Innanzitutto spostare lo stadio può non convenire a Bologna (la città) e al Bologna (la società). Oggi chi va allo stadio, i tifosi, e come ci va sono vissuti come un problema per gli altri cittadini, un problema di traffico e di parcheggi. Come Verdi pensiamo invece che andare allo stadio sia un’occasione di socialità che le famiglie bolognesi possono vivere utilizzando i mezzi pubblici, adeguatamente potenziati, andandoci anche a piedi o in bicicletta. Uno stadio in città a misura di famiglia, dove sia possibile portare anche i bambini, potrebbe diventare un affare anche in termini di incremento nelle vendite di biglietti e abbonamenti.

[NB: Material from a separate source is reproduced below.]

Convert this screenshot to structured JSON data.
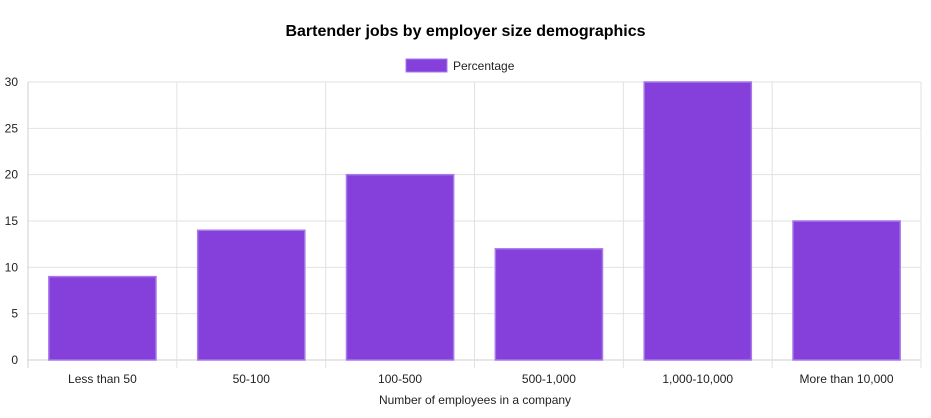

Inoltre è evidente che l’intervento dei privati nella costruzione dello stadio sarebbe comunque legato alla contrattata possibilità di costruire anche altre strutture, commerciali e residenziali, manomettendo in modo vistoso la recentissima pianificazione urbanistica comunale a cui pure i costruttori avevano dato l’assenso.
E’ dunque pienamente legittimo che ogni cittadino e gruppo portatore di interessi collettivi intervenga in questo dibattito nell’auspicio che l’esperienza di urbanistica partecipata inaugurata dal Comune di Bologna non resti confinata al solo comparto dell’ex mercato ortofrutticolo.